Konferensi Internasional Al-Azhar
menghasilkan sejumlah rumusan terkait pembaharuan pemikiran Islam. Ada 29
rumusan yang dibacakan oleh pemimpin tertinggi Al-Azhar, Grand Syeikh Prof. Dr.
Ahmed Thayyib pada penutupan konferensi.
Hal ini disampaikan oleh Kepala
Lajnah Pentashihan Mushaf Al-Qur’an (LPMQ) Muchlis M Hanafi yang menjadi salah
satu duta dari Indonesia.
Konferensi Internasional Al-Azhar
tentang Pembaharuan Pemikiran Islam ini berlangsung dua hari, 27-28 Januari
2020. Konferensi dihadiri oleh para ulama, pemimpin dan cendekiawan Muslim dari
41 negara. Hadir juga dari Indonesia, Prof. Dr. M. Quraish Shihab, Prof. Dr.
Din Syamsuddin dan TGB. Dr. H. Muhammad Zainul Majdi, MA.
“Konferensi dilatarbelakangi oleh
kebutuhan untuk menghadirkan pandangan-pandangan Islam yang moderat di tengah
berbagai permasalahan yang muncul akhir-akhir ini. Pandangan tersebut sangat
diperlukan untuk menunjukkan bahwa ajaran Islam sejalan dengan dinamika
perkembangan masyarakat,” terang Muchlis setibanya di Jakarta, Jumat
(31/01).
Menurutnya, selama dua hari
konferensi yang dibagi dalam tujuh sesi, para ulama mendiskusikan berbagai
topik, antara lain: prinsip-prinsip dasar pembaruan pemikiran Islam; kontra
narasi terhadap pemikiran dan ideologi kelompok ekstrem, radikal dan teroris
(jihad, perang, khilafah, takfir/pengafiran, hijrah, dan lainnya); hukum
keluarga; hak-hak perempuan; korupsi, kolusi dan nepotisme; konsep al-muwaathanah (citizenship/kewargaan
negara) dan lainnya.
Salah satu rumusan hasil
konferensi, kata Muchlis, antara lain menegaskan bahwa pembaharuan (tajdiid)
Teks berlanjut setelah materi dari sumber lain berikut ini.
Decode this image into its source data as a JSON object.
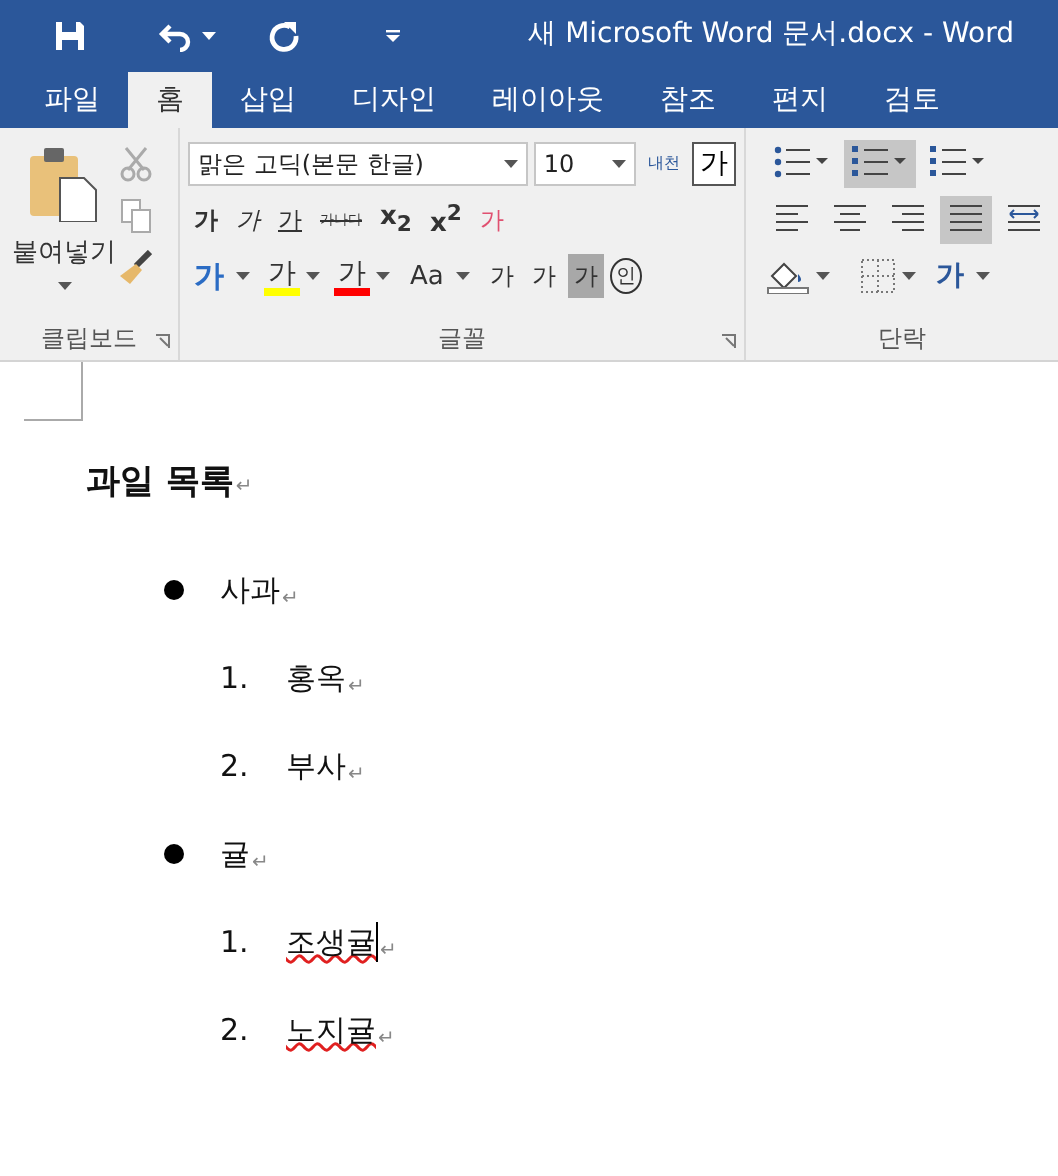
{
  "window": {
    "title": "새 Microsoft Word 문서.docx - Word"
  },
  "tabs": [
    {
      "label": "파일",
      "selected": false
    },
    {
      "label": "홈",
      "selected": true
    },
    {
      "label": "삽입",
      "selected": false
    },
    {
      "label": "디자인",
      "selected": false
    },
    {
      "label": "레이아웃",
      "selected": false
    },
    {
      "label": "참조",
      "selected": false
    },
    {
      "label": "편지",
      "selected": false
    },
    {
      "label": "검토",
      "selected": false
    }
  ],
  "clipboard": {
    "paste_label": "붙여넣기",
    "group_label": "클립보드"
  },
  "font": {
    "group_label": "글꼴",
    "font_name": "맑은 고딕(본문 한글)",
    "font_size": "10",
    "phonetic_label": "내천",
    "char_border_text": "가",
    "row_1": [
      {
        "kind": "bold",
        "text": "가"
      },
      {
        "kind": "italic",
        "text": "가"
      },
      {
        "kind": "underline",
        "text": "가"
      },
      {
        "kind": "strike",
        "text": "가나다"
      },
      {
        "kind": "script",
        "text": "x$_{2}$"
      },
      {
        "kind": "script",
        "text": "x$^{2}$"
      },
      {
        "kind": "clear",
        "text": "가"
      }
    ],
    "row_2": [
      {
        "kind": "effect",
        "text": "가"
      },
      {
        "kind": "highlight",
        "text": "가",
        "color": "#ffff00"
      },
      {
        "kind": "color",
        "text": "가",
        "color": "#ff0000"
      },
      {
        "kind": "case",
        "text": "Aa"
      },
      {
        "kind": "grow",
        "text": "가"
      },
      {
        "kind": "shrink",
        "text": "가"
      },
      {
        "kind": "shade",
        "text": "가"
      },
      {
        "kind": "enclose",
        "text": "인"
      }
    ]
  },
  "paragraph": {
    "group_label": "단락",
    "list_buttons": [
      {
        "kind": "bullets",
        "selected": false
      },
      {
        "kind": "numbering",
        "selected": true
      },
      {
        "kind": "multilevel",
        "selected": false
      }
    ],
    "align_buttons": [
      {
        "kind": "left",
        "selected": false
      },
      {
        "kind": "center",
        "selected": false
      },
      {
        "kind": "right",
        "selected": false
      },
      {
        "kind": "justify",
        "selected": true
      },
      {
        "kind": "distributed",
        "selected": false
      }
    ],
    "direction_text": "가"
  },
  "document": {
    "heading": {
      "text": "과일 목록",
      "mark": "↵"
    },
    "items": [
      {
        "kind": "bullet",
        "text": "사과",
        "mark": "↵",
        "misspelled": false,
        "cursor": false,
        "children": [
          {
            "kind": "number",
            "number": "1.",
            "text": "홍옥",
            "mark": "↵",
            "misspelled": false,
            "cursor": false
          },
          {
            "kind": "number",
            "number": "2.",
            "text": "부사",
            "mark": "↵",
            "misspelled": false,
            "cursor": false
          }
        ]
      },
      {
        "kind": "bullet",
        "text": "귤",
        "mark": "↵",
        "misspelled": false,
        "cursor": false,
        "children": [
          {
            "kind": "number",
            "number": "1.",
            "text": "조생귤",
            "mark": "↵",
            "misspelled": true,
            "cursor": true
          },
          {
            "kind": "number",
            "number": "2.",
            "text": "노지귤",
            "mark": "↵",
            "misspelled": true,
            "cursor": false
          }
        ]
      }
    ]
  }
}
pemikiran Islam sangat dibutuhkan untuk merespon hal-hal baru yang belum ada
penjelasannya secara tegas dan rinci dari teks-teks keagamaan (Al-Qur`an dan
hadis), demi kemaslahatan umum. Fatwa keagamaan tentang itu dapat berubah
sejalan dengan perubahan waktu, tempat, dan adat kebiasaan masyarakat, dengan
tetap memperhatikan prinsip dan kaidah umum syariat, serta kepentingan
umum.
“Pembaharuan hanya boleh
dilakukan oleh ulama yang kompeten di bidangnya agar tajdiid (pembaruan)
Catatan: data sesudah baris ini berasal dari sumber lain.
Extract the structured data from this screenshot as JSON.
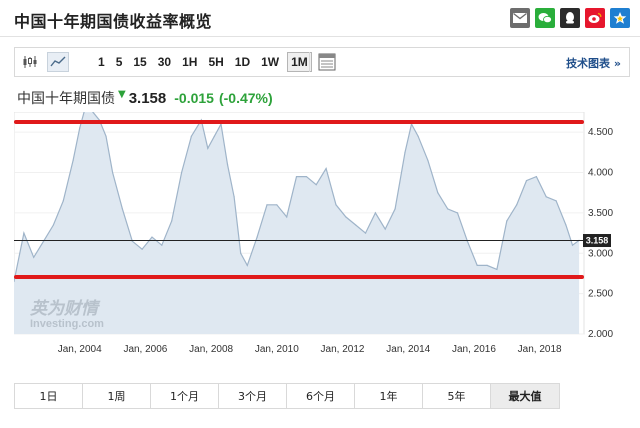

tidak berubah menjadi tabdiid (pengaburan),” tegas Muchlis mengutip
salah satu poin rumusan.
Rumusan lainnya mengindentifikasi
bahwa pihak yang terdepan dalam menolak pembaharuan keagamaan adalah
kelompok-kelompok ekstrem dan teroris pro kekerasan. Propaganda mereka berdiri
di atas pemalsuan pemahaman dan manipulasi istilah-istilah agama seperti konsep
mereka mengenai sistem pemerintahan, al-Haakimiyyah (Allah sebagai
sumber hukum), hijrah, jihad, perang dan sikap terhadap pihak-pihak yang
berbeda pandangan dengan mereka.
“Atas nama agama mereka melakukan
pelanggaran pelanggaran terhadap jiwa, harta, dan kehormatan. Oleh karena itu,
lembaga dan masyarakat wajib mendukung negara untuk menumpas bahaya
kelompok-kelompok itu,” ujar Muchlis membacakan poin rumusan lainnya.
Dijelaskan juga dalam rumusan
hasil konferensi ini, kata Muchlis, bahwa di antara pangkal kekeliruan berpikir
kelompok-kelompok ekstrem-radikal adalah penyamaan antara masalah-masalah
akidah dengan hukum-hukum fiqih yang bersifat praktis. Misalnya, anggapan bahwa
perbuatan maksiat adalah kufur dan menganggap sebagian perbuatan mubah sebagai
kewajiban. Inilah yang menjerumuskan masyarakat ke dalam kesulitan yang luar
biasa dan sangat memperburuk citra Islam dan syariatnya.
Terkait jihad, konferensi ini merumuskan
bahwa jihad dalam Islam tidak identik dengan perang. Peperangan yang pernah
dilakukan oleh Rasulullah dan para sahabatnya adalah salah satu jenis jihad.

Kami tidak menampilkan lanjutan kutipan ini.